My Rating (out of 5 ♥): ♥♥♥♥
My Thoughts: All Things Being Equal is part social justice manifesto, part growth mindset companion reader, and part practical guidebook. Author and founder of the Jump Math program, John Mighton, is a self-described late-bloomer in math and has himself grown from math-queasy to a mathemetician in his 30s. Mighton has an approachable tone and brings you along easily into some of the math “traps” students and teachers can fall into. For instance, Mighton is a true believer that anyone can learn math and that it’s often just taught in ways that are inaccessible or relies heavily memorization without the fundamentals (which make the most sense). Mighton spoke to me especially in his beliefs of not creating “low floor, high ceiling” problems, but rather, aiming to get the entire class to succeed. He advocates for this by breaking down math problems into their simplest, easiest to understand forms- something he notes few teachers generally take the time to do, favouring what seems like a more efficient route, but leaving many students behind in the process. Indeed, Mighton convinced me that students who already know the steps won’t be bored in this process either, as they have time to practice and apply, or the opportunity to mentor students along the way. Further, Mighton’s approach also includes myriad reasons why math is imporant. While I didn’t need convincing, his passion for math as a subject in and of itself, and the success with which students can realize within math pedagody in particular, is an admirable one (check it) and further reinforced my belief in strong, inclusive math programs. The book makes the most sense within the context of the Jump Math program, founded by Mighton himself. I recommend this book without reservation for your 2020 reading list, however, to get the most out of it, make sure to carve out time to investigate the Jump Math website, resources, and/or webinars.

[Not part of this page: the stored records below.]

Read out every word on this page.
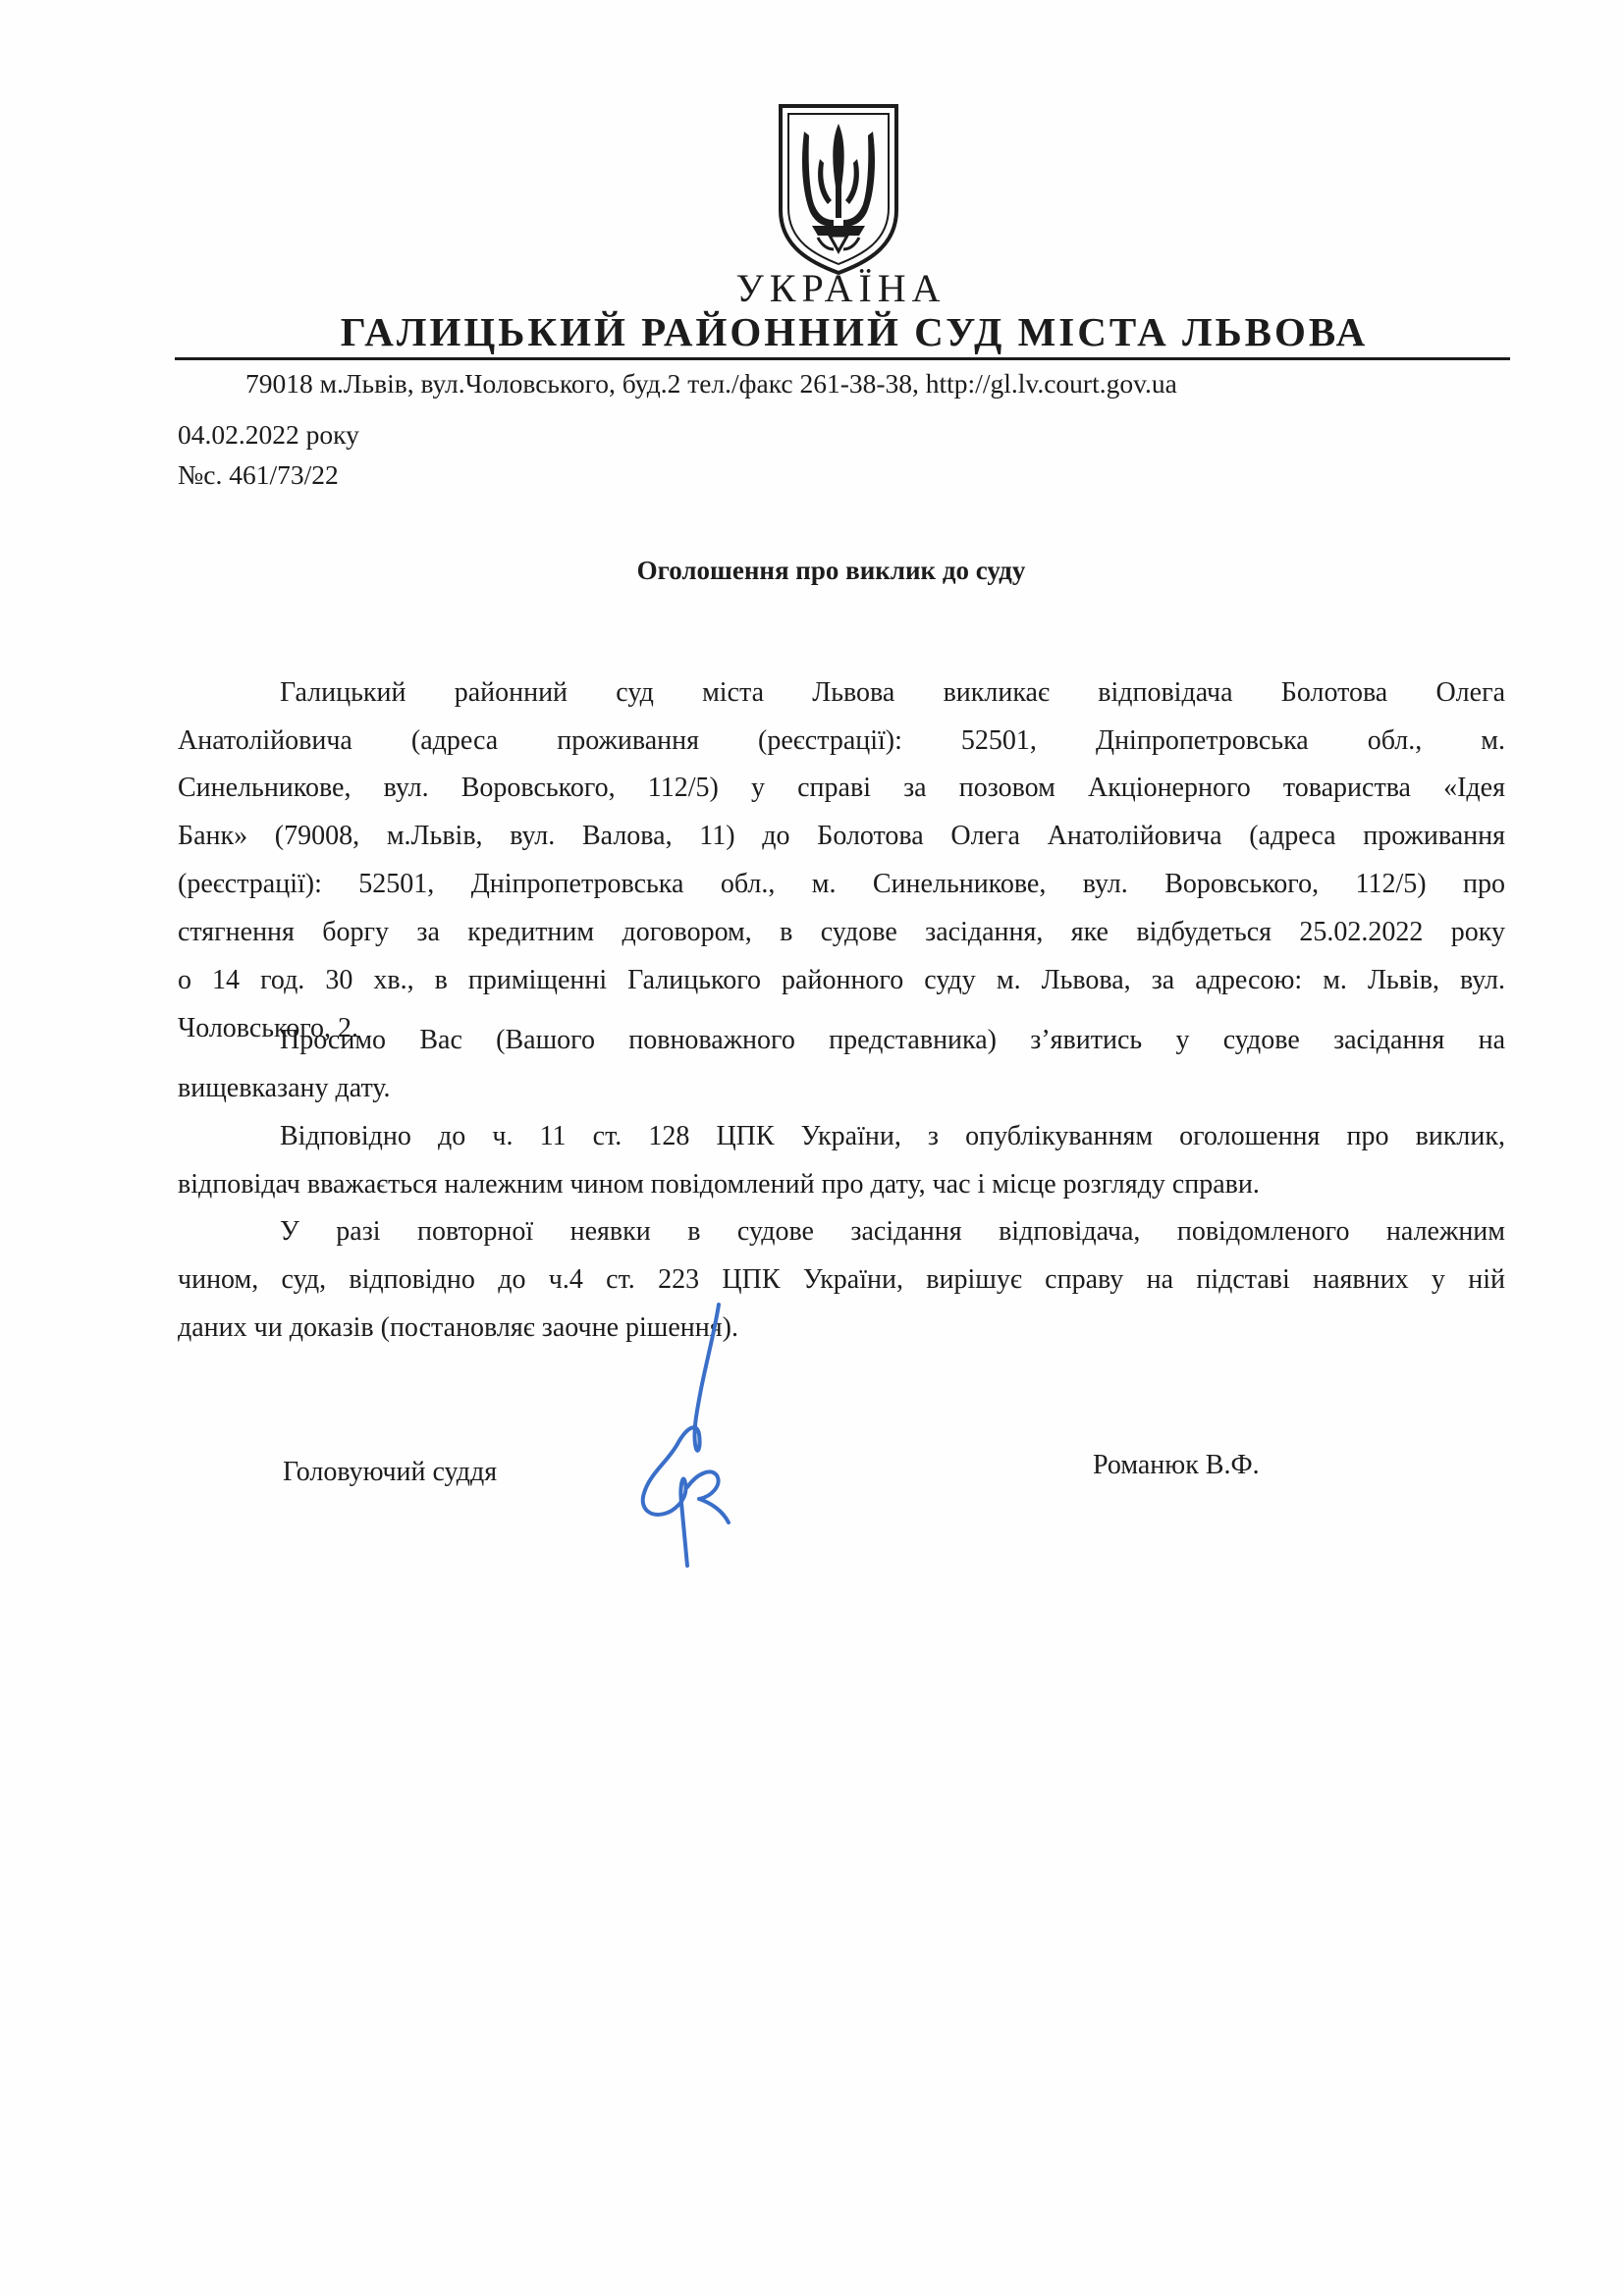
УКРАЇНА
ГАЛИЦЬКИЙ РАЙОННИЙ СУД МІСТА ЛЬВОВА
79018 м.Львів, вул.Чоловського, буд.2 тел./факс 261-38-38, http://gl.lv.court.gov.ua
04.02.2022 року
№с. 461/73/22
Оголошення про виклик до суду
Галицький районний суд міста Львова викликає відповідача Болотова Олега
Анатолійовича (адреса проживання (реєстрації): 52501, Дніпропетровська обл., м.
Синельникове, вул. Воровського, 112/5) у справі за позовом Акціонерного товариства «Ідея
Банк» (79008, м.Львів, вул. Валова, 11) до Болотова Олега Анатолійовича (адреса проживання
(реєстрації): 52501, Дніпропетровська обл., м. Синельникове, вул. Воровського, 112/5) про
стягнення боргу за кредитним договором, в судове засідання, яке відбудеться 25.02.2022 року
о 14 год. 30 хв., в приміщенні Галицького районного суду м. Львова, за адресою: м. Львів, вул.
Чоловського, 2.
Просимо Вас (Вашого повноважного представника) з’явитись у судове засідання на
вищевказану дату.
Відповідно до ч. 11 ст. 128 ЦПК України, з опублікуванням оголошення про виклик,
відповідач вважається належним чином повідомлений про дату, час і місце розгляду справи.
У разі повторної неявки в судове засідання відповідача, повідомленого належним
чином, суд, відповідно до ч.4 ст. 223 ЦПК України, вирішує справу на підставі наявних у ній
даних чи доказів (постановляє заочне рішення).
Головуючий суддя	Романюк В.Ф.
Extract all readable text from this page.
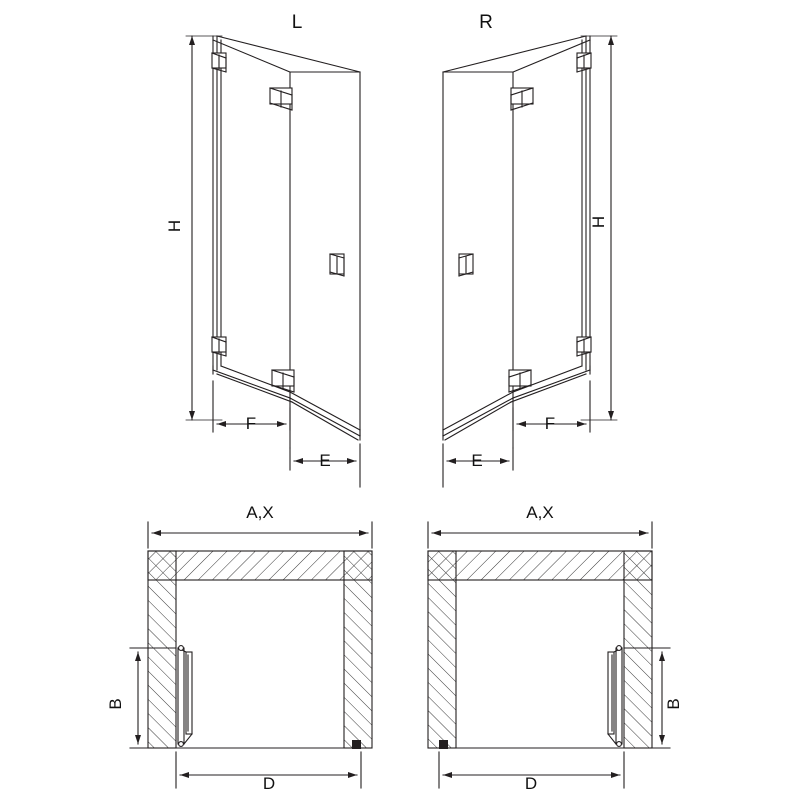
L	R
H	H
F
E	E
F
A,X	A,X
B	B
D	D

Who Should Read It: Teachers, school administrators, educational program designers
My Rating (out of 5 ♥): ♥♥♥.5
My Thoughts:This book was recommended by my library (the Vancouver Public Library), and I admittedly did not expect to be so moved by the Nicole Chung’s story. Chung shares a raw, honest account of her upbringing as a child adopted from South Korea by a family in the Pacific Northwest. She shares candidly about how not knowing her parents or culture; balancing gratitude and connection with her adoptive family with an ever-present sense of wonder and longing of her birth family; stumbling through the institutional racism in the overwhelmingly white community in rural Oregon (“where are YOU from?”); all the while navigating the expected trials of childhood. Chung begins the book by sharing a recent conversation of a well-intentioned friend, herself looking to adopt, and Chung finding herself not able to answer in the simplistic,”Yeah, all adoption is great!”
Chung’s story weaves through difficult realities of meeting and knowing her birth family, while navigating this with her partner and her adoptive parents. While it is anything but cookie-cutter, it’s also surprisingly relateable in how Chung’s story of disappointment, pain, curiosity, and ultimately, love and connection.
Why should educators read this?
I was surprised at how little I realized I knew about adoption, as well as the hidden assumptions I didn’t even realize I was holding onto. Chung has a relatable voice, yet doesn’t sugar-coat anything about her story, and shares insight and truths that tugged at my heart. The trials Chung faced from anyone from her teachers and classmates to hairstylists highlighted to me that adopted children are nearly always reminded they are adopted, which while I’m sure comes with some highlights, also clearly comes with stigmitized, complicating, confusing, and even traumatizing feelings. To understand this as even just one person in a child’s life can be there to listen, undertand, and love.
Who Should Read It: Teachers, anyone in need of a heartwarming yet raw look at the challenges of children’s responses to trauma
My Rating (out of 5 ♥): ♥♥♥♥
My Thoughts:I fully admit that what drew me into this book was the gorgeous cover, spotted on the ferry from Vancouver to Vancouver Island. When I started paging through the book, I was drawn by the playful dialogue of the endearing, brave, mischieveious, and improbable protagonist, Frankie, a nervous and presumably traumatized 6-year-old who seeks to reconcile his mother’s sudden death by sneaking aboard an English cruise ship bound for France. Naturally! Told from Frankie’s innocent yet all-seeing eyes, I found myself smiling at some of Frankie’s adventures (such as scoring buffet cheese and sleeping amongst the pool chair mats), as well as an ache in my heart for some of his more raw reflections (his panic attack tantrums, his heartbreaking lonliness and fear during the cruise ship’s turbulence, and the misunderstanding he frequently encounters with his teacher at school).
I read this book purely for pleasure and an escape; I was surprisingly and melodiously whisked away into the mind of a child. An endearing story and a good reminder to us all about how poignant, powerful, and significant the world is (for better and worse) for children.